Por la desidia de algunos burócratas que agrava los obstáculos impuestos por la clandestinidad y la censura machadista, las cartas no encuentran camino seguro y llegan de manera irregular. La impotencia lo devora. Mejora pero no sana. El pulmón derecho está destrozado y las cavernas comienzan a aparecer en el izquierdo. Se refugia en el paisaje. Cae la nieve. Todo se cubre de un manto de cal. Es una hermosa vestidura para algunos árboles resistentes. Otros, subtropicales, se doblan y encogen bajo el manto pe­sado.
Son tan frágiles como él, escribe a Asela. En su correspondencia alude a amigos no identificados. No quiero pa­sar por alto su simpática alusión a Charito Guillaume, nombrada por él como la heroína de la Comuna de París, Louise Michel.
Después del triunfo de la Revolución, involucrada en los trabajos de la FMC, Charito no se cansaba de evocar las luchas obreras de antaño y, en particular, las del Sindicato de la Aguja, en defensa del «derecho a la silla» para las dependientas del comercio. Por lo demás, leal a sus amigos, Rubén no olvida a los contertulios de antaño, los poetas Andrés Núñez Olano y el narrador Enrique Serpa. Mucho menos lo hizo con José Manuel Acosta, pionero de la fotografía cubana, y su esposa Espe­ranza Sánchez, quienes le brindaron de­cisivo apoyo en su temporada en Nueva York, antesala del viaje a la URSS.
La capacidad aglutinadora y el liderazgo natural de Rubén se volcaron hacia el empeño por construir el país soñado.
Perteneció a la generación de la primera vanguardia, caracterizada por colocar al intelectual en lugar visible y eficaz en la sociedad cubana, reacción radical ante el repliegue de sus predecesores, decepcionados por la frustrante intervención norteamericana en la Isla.

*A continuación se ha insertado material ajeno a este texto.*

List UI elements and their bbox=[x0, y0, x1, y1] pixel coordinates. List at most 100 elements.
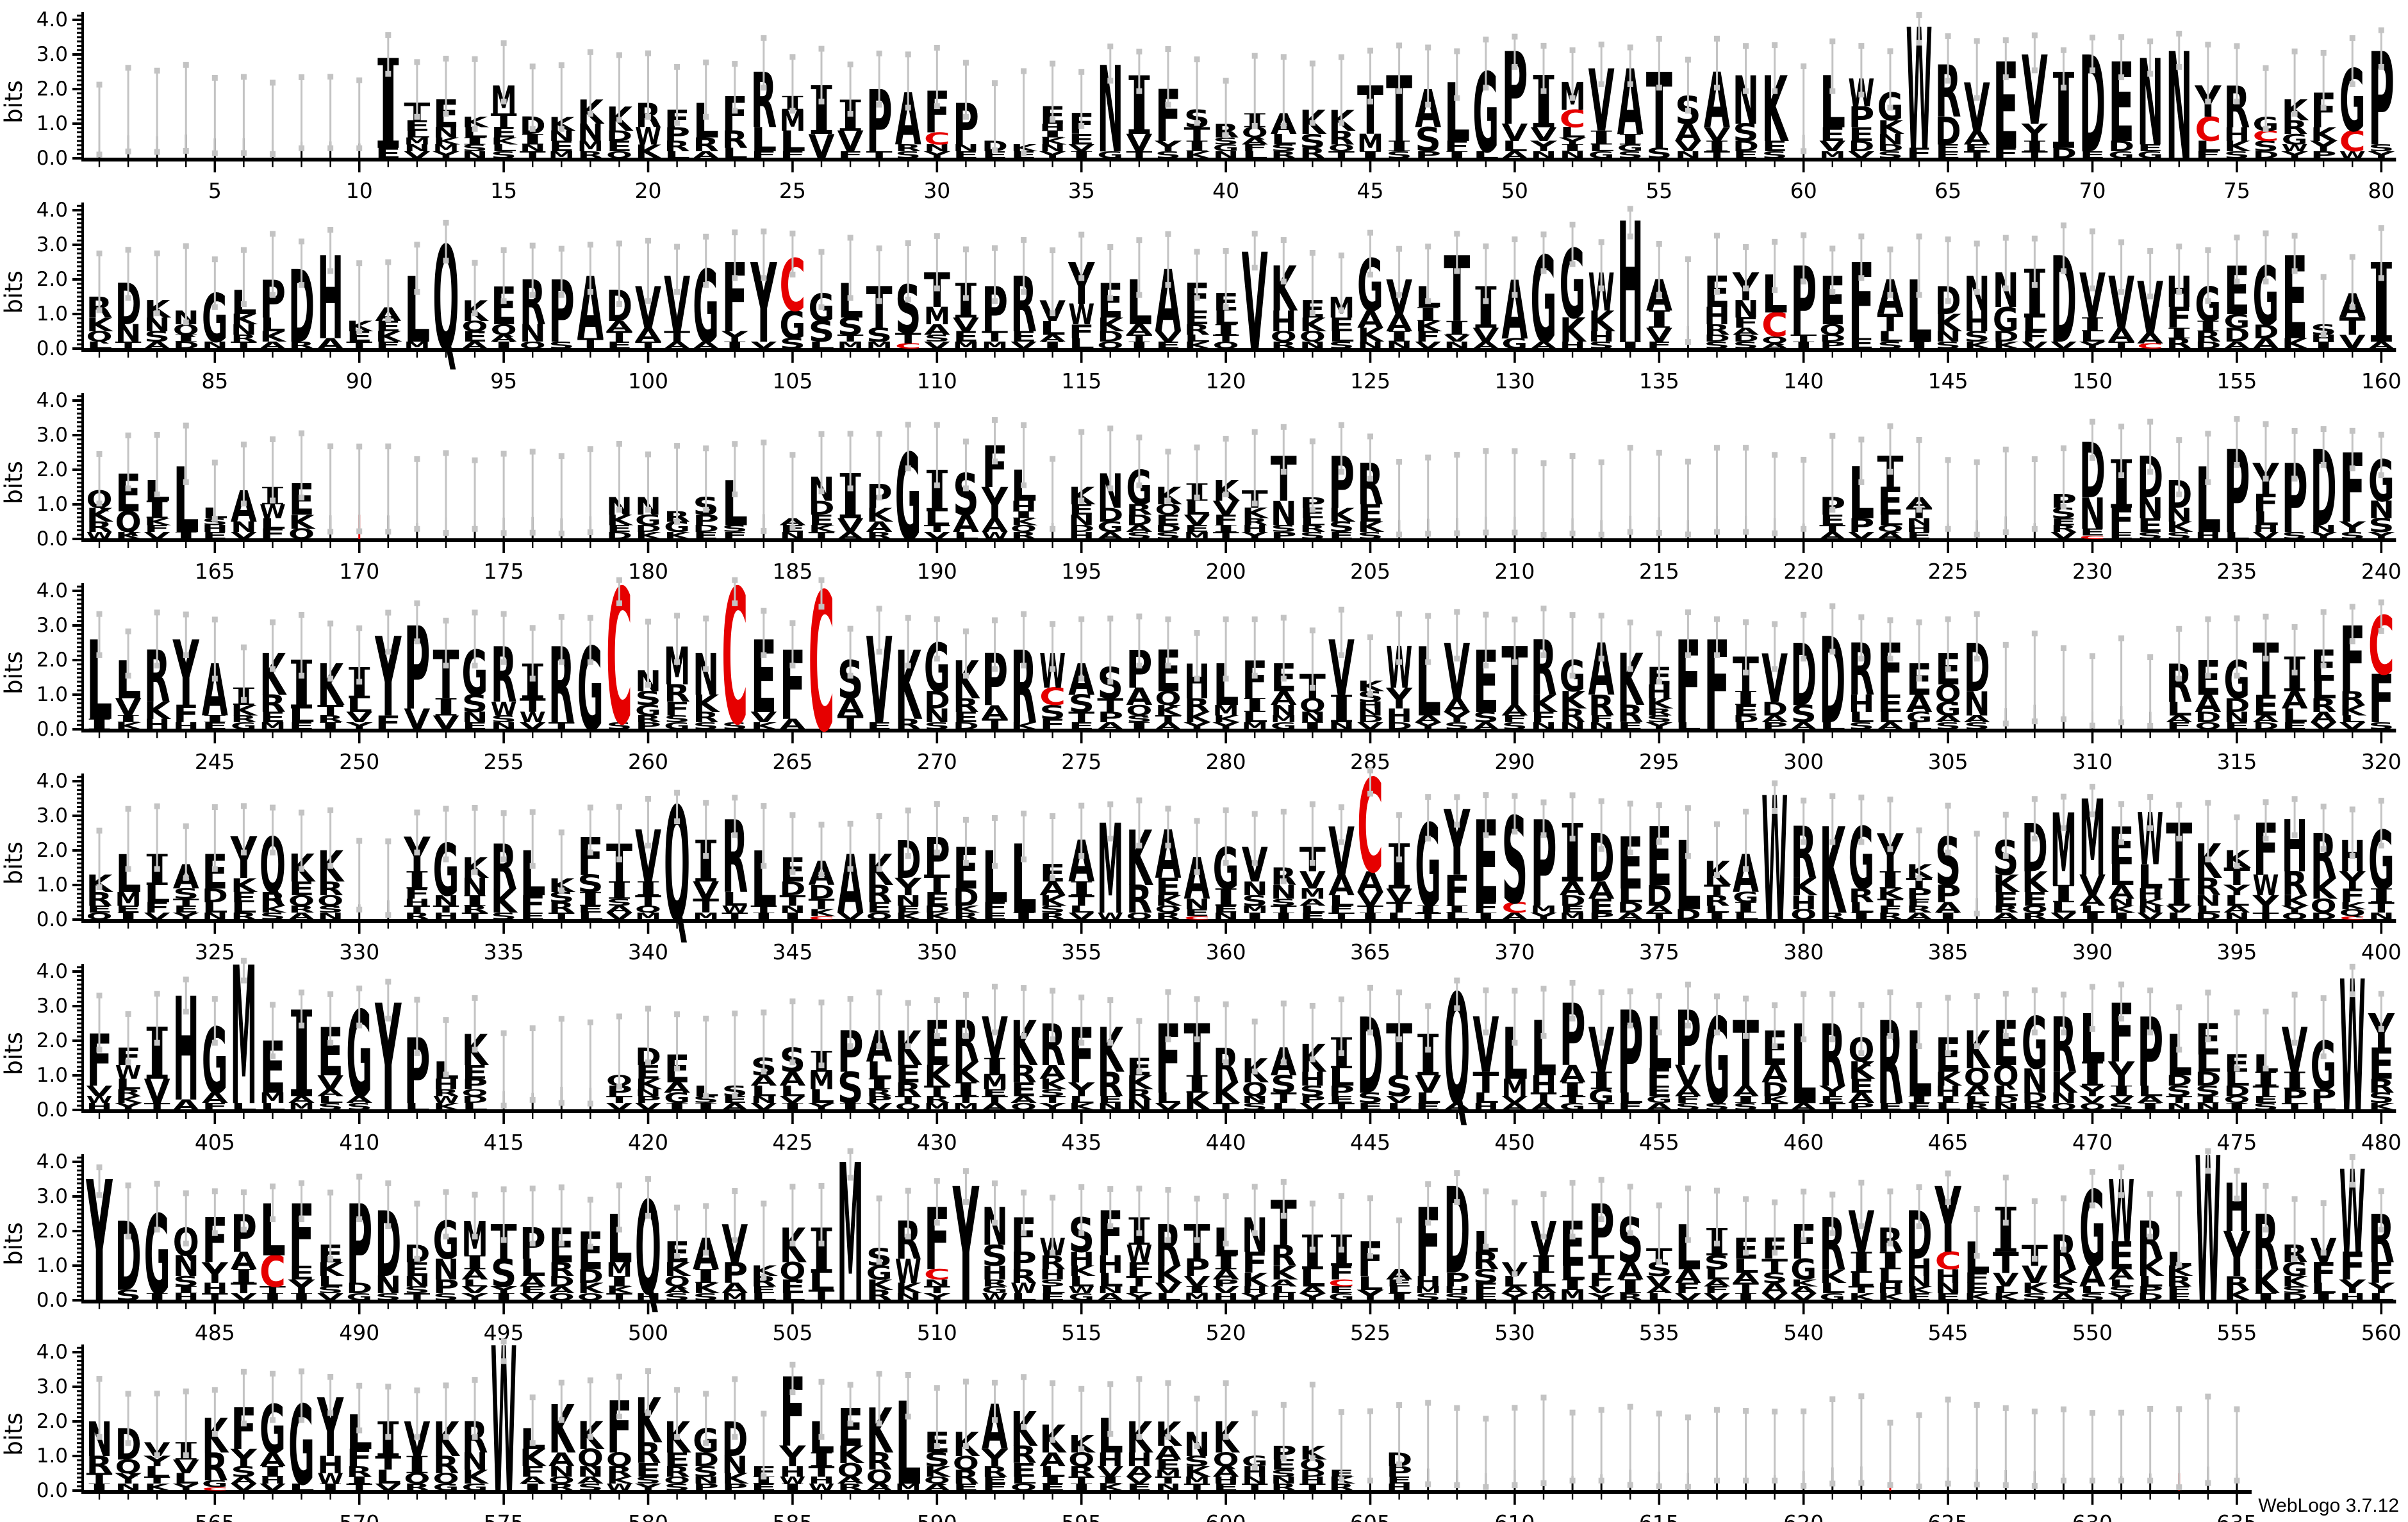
error-bar-cap bbox=[2147, 418, 2154, 425]
error-bar-cap bbox=[1887, 423, 1893, 429]
error-bar bbox=[820, 251, 823, 307]
logo-letter: M bbox=[837, 340, 864, 351]
x-tick bbox=[936, 161, 939, 172]
error-bar-cap bbox=[211, 1430, 218, 1437]
x-tick bbox=[1918, 732, 1920, 738]
logo-letter: Y bbox=[923, 149, 951, 160]
error-bar-cap bbox=[2002, 991, 2009, 997]
error-bar-cap bbox=[847, 1148, 854, 1154]
error-bar bbox=[1340, 807, 1342, 842]
x-tick bbox=[1687, 923, 1689, 929]
error-bar-cap bbox=[472, 1434, 478, 1440]
error-bar-cap bbox=[443, 530, 449, 536]
error-bar-cap bbox=[1223, 859, 1229, 866]
error-bar-cap bbox=[1425, 531, 1431, 537]
x-tick-label: 110 bbox=[917, 368, 957, 393]
x-tick bbox=[1340, 352, 1342, 358]
error-bar bbox=[1889, 1191, 1892, 1243]
x-tick bbox=[2264, 732, 2267, 738]
error-bar bbox=[907, 1002, 909, 1046]
logo-letter: T bbox=[635, 340, 661, 351]
x-tick bbox=[849, 923, 852, 929]
y-major-tick bbox=[72, 918, 81, 921]
error-bar-cap bbox=[2090, 285, 2096, 292]
error-bar bbox=[1109, 45, 1112, 81]
error-bar-cap bbox=[1656, 85, 1662, 91]
x-tick bbox=[2034, 1494, 2036, 1500]
error-bar-cap bbox=[183, 652, 189, 658]
error-bar bbox=[1138, 437, 1141, 485]
error-bar-cap bbox=[2118, 1164, 2125, 1171]
error-bar bbox=[2149, 421, 2152, 472]
error-bar bbox=[1774, 44, 1776, 91]
x-tick bbox=[213, 1113, 217, 1124]
error-bar bbox=[560, 248, 563, 295]
error-bar-cap bbox=[616, 856, 622, 863]
x-tick bbox=[1196, 1113, 1198, 1119]
logo-letter: E bbox=[1010, 329, 1037, 345]
error-bar bbox=[2236, 418, 2238, 465]
x-tick bbox=[1571, 352, 1574, 358]
error-bar bbox=[271, 622, 274, 669]
error-bar-cap bbox=[1483, 987, 1489, 993]
x-tick-label: 115 bbox=[1061, 368, 1101, 393]
error-bar-cap bbox=[2378, 27, 2384, 33]
x-tick bbox=[2293, 923, 2296, 929]
error-bar-cap bbox=[1050, 621, 1056, 627]
y-major-tick bbox=[72, 1386, 81, 1388]
logo-letter: W bbox=[635, 122, 661, 150]
error-bar-cap bbox=[2118, 801, 2125, 807]
error-bar bbox=[1051, 1382, 1054, 1440]
error-bar-cap bbox=[2291, 991, 2298, 998]
x-tick bbox=[2005, 732, 2007, 738]
logo-letter: E bbox=[606, 340, 632, 351]
error-bar-cap bbox=[1685, 256, 1691, 263]
x-tick bbox=[878, 923, 880, 929]
error-bar-cap bbox=[2349, 806, 2355, 813]
error-bar-cap bbox=[1945, 1199, 1951, 1205]
error-bar bbox=[1023, 70, 1025, 153]
logo-letter: C bbox=[2195, 110, 2221, 149]
error-bar-cap bbox=[2147, 654, 2154, 660]
error-bar bbox=[1774, 1411, 1776, 1480]
error-bar-cap bbox=[1598, 81, 1604, 87]
error-bar-cap bbox=[2378, 472, 2384, 479]
error-bar-cap bbox=[500, 1358, 507, 1364]
error-bar-cap bbox=[2349, 427, 2355, 434]
x-tick bbox=[1745, 923, 1747, 929]
x-tick bbox=[705, 1113, 707, 1119]
error-bar-cap bbox=[414, 242, 420, 248]
error-bar-cap bbox=[2031, 1483, 2038, 1489]
error-bar-cap bbox=[876, 866, 882, 872]
y-major-tick bbox=[72, 468, 81, 471]
error-bar-cap bbox=[558, 126, 565, 132]
error-bar-cap bbox=[1569, 530, 1576, 536]
x-tick bbox=[965, 1303, 967, 1309]
error-bar-cap bbox=[500, 1237, 507, 1243]
error-bar-cap bbox=[1223, 807, 1229, 813]
error-bar-cap bbox=[2090, 228, 2096, 235]
error-bar-cap bbox=[183, 62, 189, 68]
error-bar bbox=[2149, 1408, 2152, 1480]
error-bar-cap bbox=[240, 150, 247, 156]
error-bar bbox=[1860, 797, 1863, 842]
x-tick bbox=[2120, 542, 2122, 548]
logo-letter: Q bbox=[1328, 143, 1355, 154]
error-bar-cap bbox=[1454, 530, 1460, 536]
logo-row: 0.01.02.03.04.0bitsLQKRTNDASNKDIQNNG85TR… bbox=[0, 188, 2402, 393]
logo-letter: G bbox=[1588, 149, 1615, 160]
error-bar-cap bbox=[818, 304, 825, 310]
error-bar-cap bbox=[558, 453, 565, 459]
x-tick-label: 5 bbox=[208, 178, 222, 203]
y-major-tick bbox=[72, 1230, 81, 1232]
x-tick bbox=[1831, 923, 1833, 929]
error-bar-cap bbox=[2234, 615, 2240, 622]
x-tick bbox=[1947, 923, 1949, 934]
error-bar bbox=[1225, 1196, 1227, 1243]
error-bar-cap bbox=[1569, 836, 1576, 842]
error-bar-cap bbox=[1598, 459, 1604, 465]
x-tick bbox=[213, 1303, 217, 1314]
error-bar-cap bbox=[1136, 663, 1142, 669]
error-bar bbox=[416, 1390, 418, 1437]
error-bar bbox=[820, 1185, 823, 1243]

Rubén empezó por aglutinar a los soñadores en las tertulias del café Martí, antecedentes del grupo minorista. Entró en la lucha cívica con la Protesta de los Trece. Se vinculó con el Movimiento de Veteranos y Patriotas. Emprendió con José Antonio Fernández de Castro la ingenua aventura floridana con el propósito de hacerse piloto y promover un alzamiento contra los desafueros de Alfredo Zayas. Fue abogado de Mella y encaró con audacia suicida al dictador Machado.
Entonces, se entregó a la causa del proletariado.

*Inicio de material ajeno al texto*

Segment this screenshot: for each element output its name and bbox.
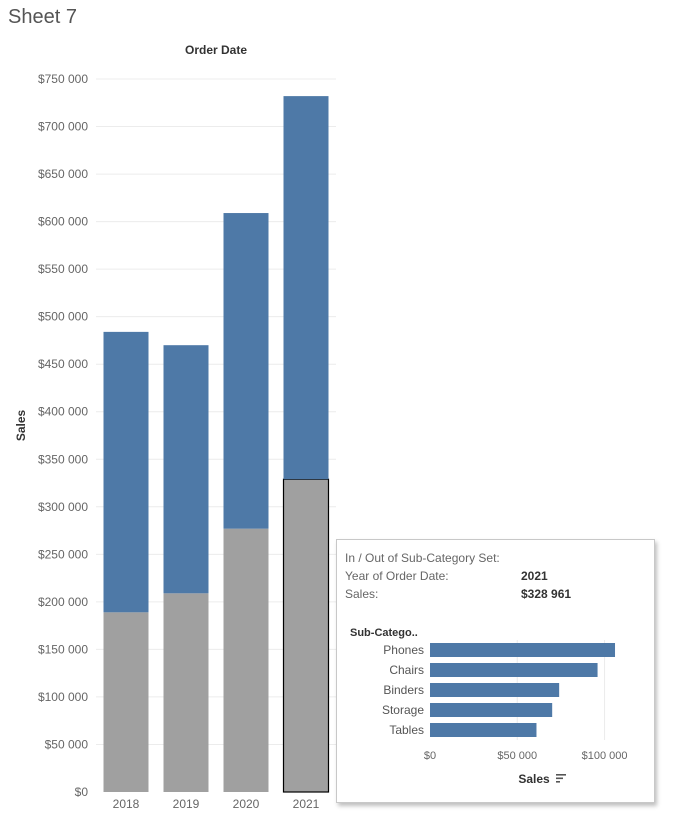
x-tick-label: 2021 <box>293 797 320 811</box>
bar-2018-segment-0 <box>103 612 149 792</box>
y-tick-label: $0 <box>75 785 89 799</box>
x-tick-label: $100 000 <box>582 750 628 762</box>
y-tick-label: $550 000 <box>38 262 88 276</box>
bar-phones <box>430 643 616 657</box>
y-tick-label: $450 000 <box>38 357 88 371</box>
bar-2020-segment-1 <box>223 213 269 529</box>
sort-descending-icon <box>556 774 566 783</box>
y-tick-label: $650 000 <box>38 167 88 181</box>
x-tick-label: 2020 <box>233 797 260 811</box>
tooltip-year-value: 2021 <box>521 569 548 583</box>
category-label: Storage <box>382 703 424 717</box>
y-tick-label: $300 000 <box>38 500 88 514</box>
category-label: Phones <box>383 643 424 657</box>
y-tick-label: $150 000 <box>38 642 88 656</box>
y-tick-label: $700 000 <box>38 120 88 134</box>
bar-2019-segment-1 <box>163 345 209 594</box>
bar-2021-segment-1 <box>283 96 329 480</box>
y-tick-label: $350 000 <box>38 452 88 466</box>
x-axis-title: Sales <box>518 772 550 786</box>
y-tick-label: $200 000 <box>38 595 88 609</box>
bar-chairs <box>430 663 598 677</box>
bar-2020-segment-0 <box>223 528 269 792</box>
x-axis-title: Order Date <box>185 43 247 57</box>
subcategory-axis-title: Sub-Catego.. <box>350 627 418 639</box>
bar-tables <box>430 723 537 737</box>
tooltip-sales-value: $328 961 <box>521 587 572 601</box>
y-tick-label: $100 000 <box>38 690 88 704</box>
y-axis-title: Sales <box>14 409 28 441</box>
tooltip-heading: In / Out of Sub-Category Set: <box>345 551 500 565</box>
category-label: Tables <box>389 723 424 737</box>
tooltip-year-label: Year of Order Date: <box>345 569 449 583</box>
sheet-title: Sheet 7 <box>8 6 77 28</box>
x-tick-label: 2019 <box>173 797 200 811</box>
category-label: Binders <box>383 683 424 697</box>
bar-storage <box>430 703 553 717</box>
y-tick-label: $250 000 <box>38 547 88 561</box>
bar-2018-segment-1 <box>103 331 149 613</box>
y-tick-label: $600 000 <box>38 215 88 229</box>
bar-2021-segment-0 <box>282 478 330 793</box>
tooltip-panel: In / Out of Sub-Category Set: Year of Or… <box>336 539 655 803</box>
y-tick-label: $400 000 <box>38 405 88 419</box>
y-tick-label: $500 000 <box>38 310 88 324</box>
bar-2019-segment-0 <box>163 593 209 792</box>
y-tick-label: $750 000 <box>38 72 88 86</box>
y-tick-label: $50 000 <box>45 737 89 751</box>
x-tick-label: 2018 <box>113 797 140 811</box>
tooltip-sales-label: Sales: <box>345 587 379 601</box>
x-tick-label: $50 000 <box>497 750 537 762</box>
bar-binders <box>430 683 560 697</box>
category-label: Chairs <box>389 663 424 677</box>
subcategory-chart: Sub-Catego.. $0 $50 000 $100 000 Phones Chair… <box>350 627 628 786</box>
x-tick-label: $0 <box>424 750 436 762</box>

Padeció el reproche mezquino por parte de algunos camaradas. Clandes­tino, con pasaporte falso, regresó a Cuba con la sombra de la muerte acechante. Pensador lúcido, sabía que la transformación de la sociedad era el camino para el verdadero crecimiento ético del ser humano y que esa batalla la libra­rían, inevitablemente, hombres y mujeres imperfectos, lastrados, por el egoísmo y el afán de lucro inspirados por el capitalismo. Comprendió también que la condición neocolonial de nuestros países propiciaba diseñar un programa revolucionario propio. Añoraba retomar el contacto directo con las masas desde el corazón de los sindicatos obreros. Gravemente enfermo, no pudo ha­cerlo.
Apenas alcanzó a ver a su hija. Simbólicamente, su última aparición pública se produjo con motivo del regreso de las cenizas de Mella. Devorado por la tisis, ya su voz no se escuchaba. A veces, el gesto importa más que la pa­labra.
En octubre conmemoramos el gesto emancipador de La Demajagua y la jornada de la cultura cubana. Antes de los festejos, se impone el recogimiento y la evocación de un largo proceso. La historia de nuestra cultura demuestra que hay que soñar en grande para construir la nación. Así fue con Varela y Heredia. Siguió ocurriendo con las generaciones sucesivas. Durante la república maltrecha, Rubén juntó en un mismo haz, visión profética, realismo, poesía y amor, pilares de resistencia y siembra de futuro.